Francis, UNL, 16 April 2015
Computational Statistics in MATLAB
By: Francis Ayimiah – Nterful
Department of Statistics - UNL
Outline
Part I
Introduction
What is MATLAB?
The MATLAB System
MATLAB Online Help
MATLAB Development Environment
Starting and Quitting MATLAB
MATLAB Desktop and Desktop Tools
Manipulating Arrays And Matrices In MATLAB
MATLAB Graphics
Programming With MATLAB
Part II
Sampling From Random Variables
Sampling from the standard distributions
Sampling from non-standard distribution
-Inverse Transform Sampling
Part I
1.Introduction
In this presentation, we will discuss the basics of how to use MATLAB along with the basic statistical aspects of it, including inverse transform sampling.
1.1What Is MATLAB?
- MATLAB is a high-performance language for technical computing.
- It is an integrated computing environment for numeric computation, visualization and programming. Typical uses include
-Math and computation
-Algorithm development
-Data acquisition
-Modeling, simulation, and visualization
-Scientific and engineering graphics
-Application development, including graphical user interface building.
- MATLAB is an interactive system whose basic data element is a matrix. Programming features in MATLAB are similar to those of other computer languages; examples are functions, IF statements and FOR loops.
- MATLAB provides GUI tools so the user can develop applications.

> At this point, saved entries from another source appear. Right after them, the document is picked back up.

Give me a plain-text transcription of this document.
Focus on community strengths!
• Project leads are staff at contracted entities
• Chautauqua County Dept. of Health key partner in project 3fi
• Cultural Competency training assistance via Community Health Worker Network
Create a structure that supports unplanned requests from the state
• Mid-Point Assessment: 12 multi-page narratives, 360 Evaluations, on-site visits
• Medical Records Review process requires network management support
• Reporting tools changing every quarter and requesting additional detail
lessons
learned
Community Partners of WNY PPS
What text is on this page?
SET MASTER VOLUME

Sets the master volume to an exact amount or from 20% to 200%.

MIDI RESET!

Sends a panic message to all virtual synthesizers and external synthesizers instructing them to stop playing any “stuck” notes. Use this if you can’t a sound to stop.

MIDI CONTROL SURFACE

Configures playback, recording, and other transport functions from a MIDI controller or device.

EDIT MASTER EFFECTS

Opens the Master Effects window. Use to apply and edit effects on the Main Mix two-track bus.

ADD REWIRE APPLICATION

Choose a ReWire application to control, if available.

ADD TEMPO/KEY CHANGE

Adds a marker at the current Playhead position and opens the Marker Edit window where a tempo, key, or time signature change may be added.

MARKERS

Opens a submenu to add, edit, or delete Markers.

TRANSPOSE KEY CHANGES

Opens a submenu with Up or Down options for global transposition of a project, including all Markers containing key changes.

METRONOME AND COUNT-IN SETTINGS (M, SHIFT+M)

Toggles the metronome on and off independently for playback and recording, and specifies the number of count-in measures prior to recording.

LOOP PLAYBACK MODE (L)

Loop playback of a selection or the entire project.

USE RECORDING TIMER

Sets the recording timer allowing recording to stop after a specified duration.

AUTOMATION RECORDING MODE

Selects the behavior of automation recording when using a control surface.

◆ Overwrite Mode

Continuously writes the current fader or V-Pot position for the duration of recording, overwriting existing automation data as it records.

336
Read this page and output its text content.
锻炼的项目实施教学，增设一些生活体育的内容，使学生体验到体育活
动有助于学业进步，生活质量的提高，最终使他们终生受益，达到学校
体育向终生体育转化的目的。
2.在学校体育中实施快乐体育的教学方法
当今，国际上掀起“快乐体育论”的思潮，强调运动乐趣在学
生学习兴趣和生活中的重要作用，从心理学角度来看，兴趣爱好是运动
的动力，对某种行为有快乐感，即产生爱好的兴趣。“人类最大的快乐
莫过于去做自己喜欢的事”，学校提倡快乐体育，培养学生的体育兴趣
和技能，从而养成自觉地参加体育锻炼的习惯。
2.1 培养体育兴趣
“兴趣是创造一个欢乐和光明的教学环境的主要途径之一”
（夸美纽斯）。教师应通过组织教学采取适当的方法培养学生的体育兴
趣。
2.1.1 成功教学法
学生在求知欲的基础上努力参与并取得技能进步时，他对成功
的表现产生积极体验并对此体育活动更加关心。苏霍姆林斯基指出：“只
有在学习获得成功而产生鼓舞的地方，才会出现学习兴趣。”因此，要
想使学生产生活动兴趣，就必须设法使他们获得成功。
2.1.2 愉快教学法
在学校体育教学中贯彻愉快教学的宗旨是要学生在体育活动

- The name MATLAB stands for matrix (MAT) laboratory (LAB) for the reason that it was originally written to provide easy access to matrix software developed by the LINPACK and EISPACK projects.
- Latest version of MATLAB releasedon February 12, 2015.
- MATLAB features a family of add-on application-specific solutions called toolboxes. Toolboxes allow you to learn and apply specialized technology. They are comprehensive collections of MATLAB functions (M-files) that extend the MATLAB environment to solve particular classes of problems.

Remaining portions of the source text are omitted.